Unangenehm ist für sie nicht allein der Umstand, dass im August nicht nur Kanzleramtsminister Ronald Pofalla, sondern auch sie selbst die NSA-Affäre für beendet erklärt hatte, nur weil die NSA zusicherte, der Dienst halte sich an das Gesetz. Das habe sich damals ausschließlich auf den Vorwurf des millionenfachen Datenklaus bezogen, nicht auf die aktuellen Vorwürfe, heißt es nun aus dem Kanzleramt. Dazu passt aber nicht, dass Merkel jetzt sagt, es gehe nicht allein um ihre Privatsphäre, sondern um den Schutz aller Bürger. Denn die waren laut Pofalla angeblich ja gar nicht betroffen. Das führte dazu , dass in der routinemäßigen Regierungspressekonferenz am Freitag die Frage gestellt wurde, ob Pofalla davon ausgehe, einzig und allein die Kanzlerin, nicht aber die Bürger würden abgehört.

Mindestens ebenso brisant ist für Merkel, weshalb das BSI und die deutschen Geheimdienste erst nach einer Anfrage des „Spiegels“ der naheliegenden Frage nachgingen, ob Regierungsmitglieder abgehört wurden. Ganz generell wirft der Fall die Frage auf, wie es um die Spionageabwehr in Deutschland bestellt ist. Ein Bericht der „Süddeutschen Zeitung“, wonach die Lauschaktion von der US-Botschaft in Berlin organisiert worden sei (siehe Infokasten), wird von dem Vizeregierungssprecher, Georg Streiter, mit dem Satz abgetan, man habe darüber keine Erkenntnisse und müsse deshalb auch nicht über Gegenmaßnahmen nachdenken. Dabei könnte dieser Verdacht aus Sicht des Kanzleramts naheliegen, denn schon im September hatte die Bundesregierung eingeräumt, dass der Verfassungsschutz mit einem Helikopter das US-amerikanische Konsulat in Frankfurt überflog und dabei hochauflösende Fotos machte. Offenkundig war es das Ziel, sich ein Bild von Abhöranlagen auf dem Dach zu machen.

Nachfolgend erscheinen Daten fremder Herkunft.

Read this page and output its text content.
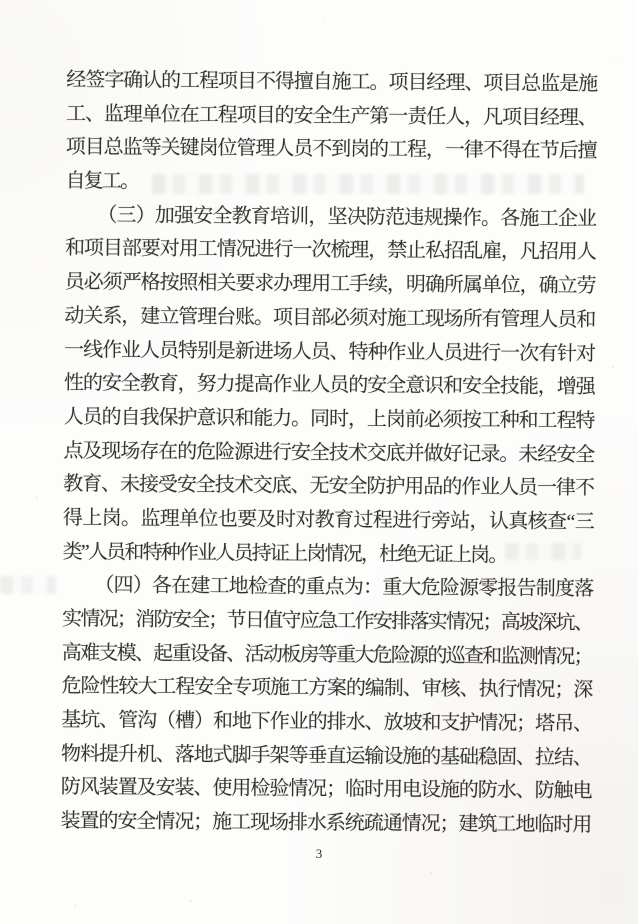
经签字确认的工程项目不得擅自施工。项目经理、项目总监是施
工、监理单位在工程项目的安全生产第一责任人，凡项目经理、
项目总监等关键岗位管理人员不到岗的工程，一律不得在节后擅
自复工。
（三）加强安全教育培训，坚决防范违规操作。各施工企业
和项目部要对用工情况进行一次梳理，禁止私招乱雇，凡招用人
员必须严格按照相关要求办理用工手续，明确所属单位，确立劳
动关系，建立管理台账。项目部必须对施工现场所有管理人员和
一线作业人员特别是新进场人员、特种作业人员进行一次有针对
性的安全教育，努力提高作业人员的安全意识和安全技能，增强
人员的自我保护意识和能力。同时，上岗前必须按工种和工程特
点及现场存在的危险源进行安全技术交底并做好记录。未经安全
教育、未接受安全技术交底、无安全防护用品的作业人员一律不
得上岗。监理单位也要及时对教育过程进行旁站，认真核查“三
类”人员和特种作业人员持证上岗情况，杜绝无证上岗。
（四）各在建工地检查的重点为：重大危险源零报告制度落
实情况；消防安全；节日值守应急工作安排落实情况；高坡深坑、
高难支模、起重设备、活动板房等重大危险源的巡查和监测情况；
危险性较大工程安全专项施工方案的编制、审核、执行情况；深
基坑、管沟（槽）和地下作业的排水、放坡和支护情况；塔吊、
物料提升机、落地式脚手架等垂直运输设施的基础稳固、拉结、
防风装置及安装、使用检验情况；临时用电设施的防水、防触电
装置的安全情况；施工现场排水系统疏通情况；建筑工地临时用
3
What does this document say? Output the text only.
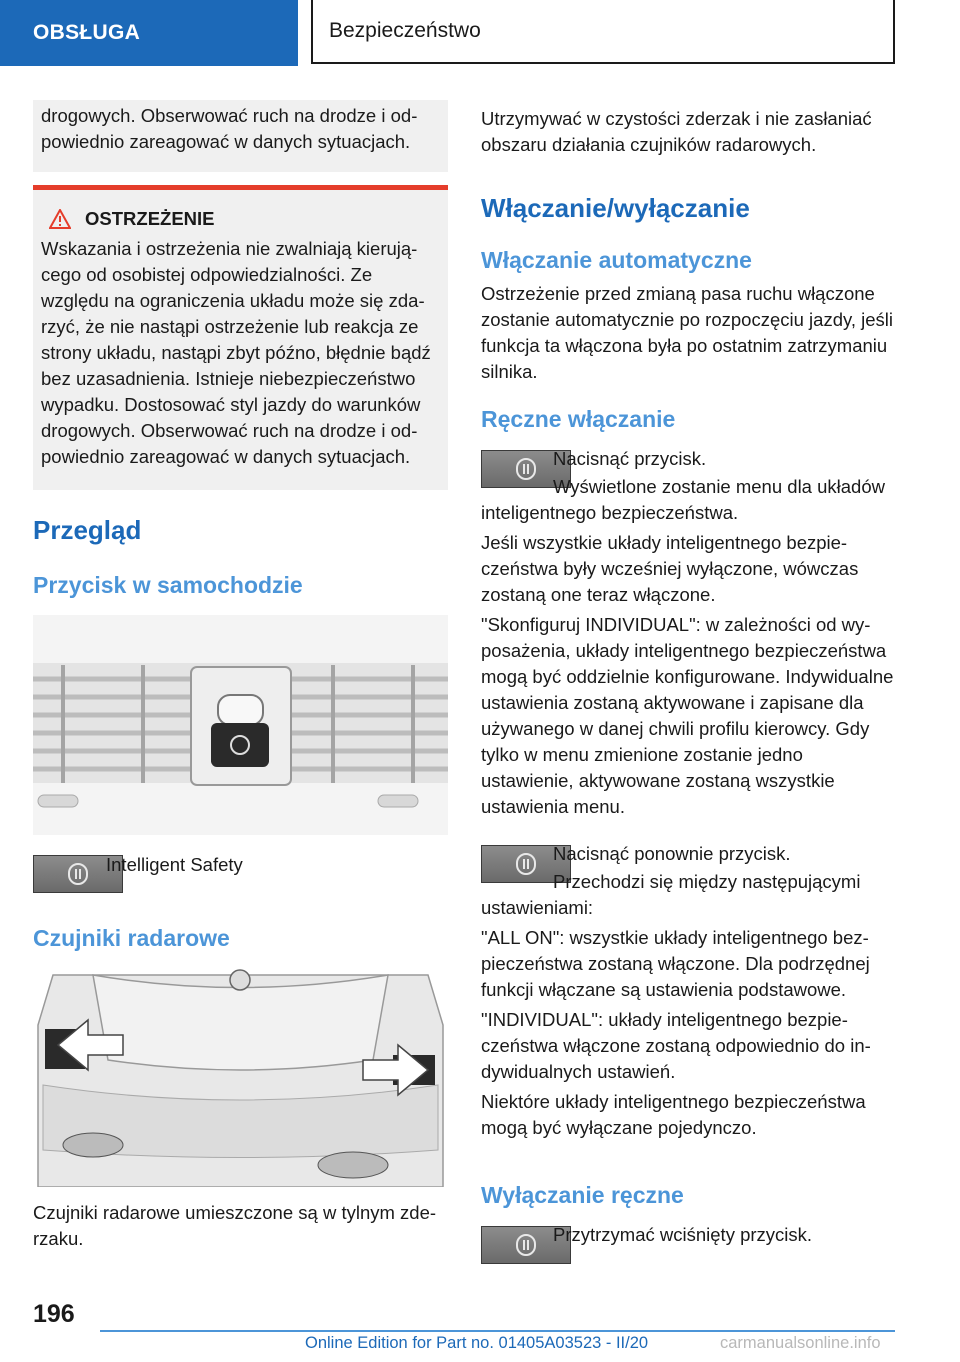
OBSŁUGA	Bezpieczeństwo

drogowych. Obserwować ruch na drodze i odpowiednio zareagować w danych sytuacjach.

OSTRZEŻENIE

Wskazania i ostrzeżenia nie zwalniają kierującego od osobistej odpowiedzialności. Ze względu na ograniczenia układu może się zdarzyć, że nie nastąpi ostrzeżenie lub reakcja ze strony układu, nastąpi zbyt późno, błędnie bądź bez uzasadnienia. Istnieje niebezpieczeństwo wypadku. Dostosować styl jazdy do warunków drogowych. Obserwować ruch na drodze i odpowiednio zareagować w danych sytuacjach.

Przegląd
Przycisk w samochodzie
Intelligent Safety
Czujniki radarowe

Czujniki radarowe umieszczone są w tylnym zderzaku.

Utrzymywać w czystości zderzak i nie zasłaniać obszaru działania czujników radarowych.

Włączanie/wyłączanie
Włączanie automatyczne

Ostrzeżenie przed zmianą pasa ruchu włączone zostanie automatycznie po rozpoczęciu jazdy, jeśli funkcja ta włączona była po ostatnim zatrzymaniu silnika.

Ręczne włączanie
Nacisnąć przycisk.

Wyświetlone zostanie menu dla układów inteligentnego bezpieczeństwa.

Jeśli wszystkie układy inteligentnego bezpieczeństwa były wcześniej wyłączone, wówczas zostaną one teraz włączone.

"Skonfiguruj INDIVIDUAL": w zależności od wyposażenia, układy inteligentnego bezpieczeństwa mogą być oddzielnie konfigurowane. Indywidualne ustawienia zostaną aktywowane i zapisane dla używanego w danej chwili profilu kierowcy. Gdy tylko w menu zmienione zostanie jedno ustawienie, aktywowane zostaną wszystkie ustawienia menu.

Nacisnąć ponownie przycisk.

Przechodzi się między następującymi ustawieniami:

"ALL ON": wszystkie układy inteligentnego bezpieczeństwa zostaną włączone. Dla podrzędnej funkcji włączane są ustawienia podstawowe.

"INDIVIDUAL": układy inteligentnego bezpieczeństwa włączone zostaną odpowiednio do indywidualnych ustawień.

Niektóre układy inteligentnego bezpieczeństwa mogą być wyłączane pojedynczo.

Wyłączanie ręczne
Przytrzymać wciśnięty przycisk.
196
Online Edition for Part no. 01405A03523 - II/20	carmanualsonline.info
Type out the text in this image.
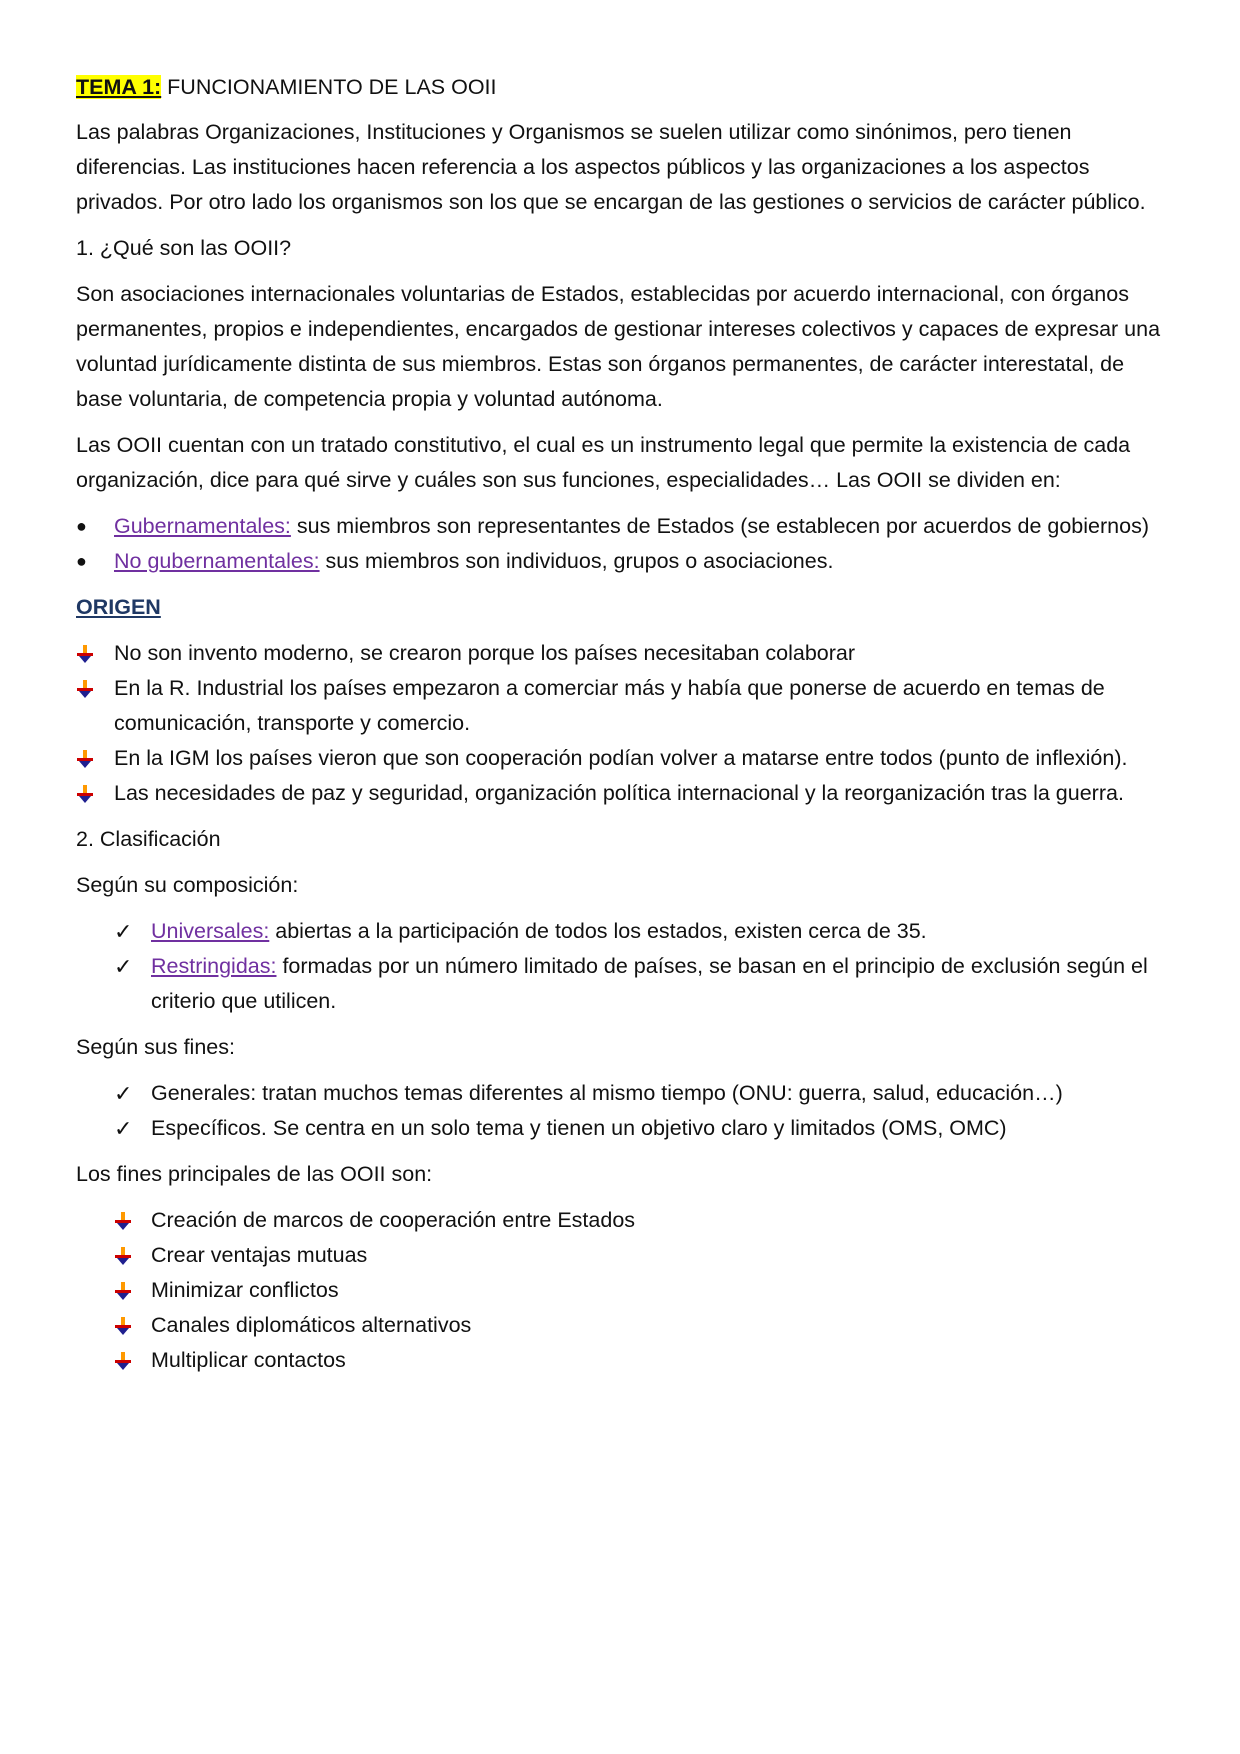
TEMA 1: FUNCIONAMIENTO DE LAS OOII

Las palabras Organizaciones, Instituciones y Organismos se suelen utilizar como sinónimos, pero tienen diferencias. Las instituciones hacen referencia a los aspectos públicos y las organizaciones a los aspectos privados. Por otro lado los organismos son los que se encargan de las gestiones o servicios de carácter público.

1. ¿Qué son las OOII?

Son asociaciones internacionales voluntarias de Estados, establecidas por acuerdo internacional, con órganos permanentes, propios e independientes, encargados de gestionar intereses colectivos y capaces de expresar una voluntad jurídicamente distinta de sus miembros. Estas son órganos permanentes, de carácter interestatal, de base voluntaria, de competencia propia y voluntad autónoma.

Las OOII cuentan con un tratado constitutivo, el cual es un instrumento legal que permite la existencia de cada organización, dice para qué sirve y cuáles son sus funciones, especialidades… Las OOII se dividen en:

● Gubernamentales: sus miembros son representantes de Estados (se establecen por acuerdos de gobiernos)
● No gubernamentales: sus miembros son individuos, grupos o asociaciones.

ORIGEN

No son invento moderno, se crearon porque los países necesitaban colaborar
En la R. Industrial los países empezaron a comerciar más y había que ponerse de acuerdo en temas de comunicación, transporte y comercio.
En la IGM los países vieron que son cooperación podían volver a matarse entre todos (punto de inflexión).
Las necesidades de paz y seguridad, organización política internacional y la reorganización tras la guerra.

2. Clasificación

Según su composición:

✓ Universales: abiertas a la participación de todos los estados, existen cerca de 35.
✓ Restringidas: formadas por un número limitado de países, se basan en el principio de exclusión según el criterio que utilicen.

Según sus fines:

✓ Generales: tratan muchos temas diferentes al mismo tiempo (ONU: guerra, salud, educación…)
✓ Específicos. Se centra en un solo tema y tienen un objetivo claro y limitados (OMS, OMC)

Los fines principales de las OOII son:

Creación de marcos de cooperación entre Estados
Crear ventajas mutuas
Minimizar conflictos
Canales diplomáticos alternativos
Multiplicar contactos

„Das war gestern und jetzt ist heute“

Der Fall förderte außerdem die für das Kanzleramt peinliche Erkenntnis zu Tage, dass die Fragenkataloge, die der amerikanischen Seite von der Bundesregierung im Juli zugestellt wurden, allesamt nach wie vor nicht beantwortet worden sind. Es sei auch nicht nachgehakt worden, sagte eine Sprecherin des Justizministeriums. Um solche Fragen abzutun, prägte der Vizesprecher Streiter den bemerkenswerten Satz: „Das war gestern, und jetzt ist heute.“ Ob er damit sagen wolle: Was schert mich mein Geschwätz von gestern? Nein, antwortete Streiter. Er sei nur der Meinung, dass dies „eine rückwärtsgewandte Diskussion“ sei. Genau die fürchtet die Kanzlerin.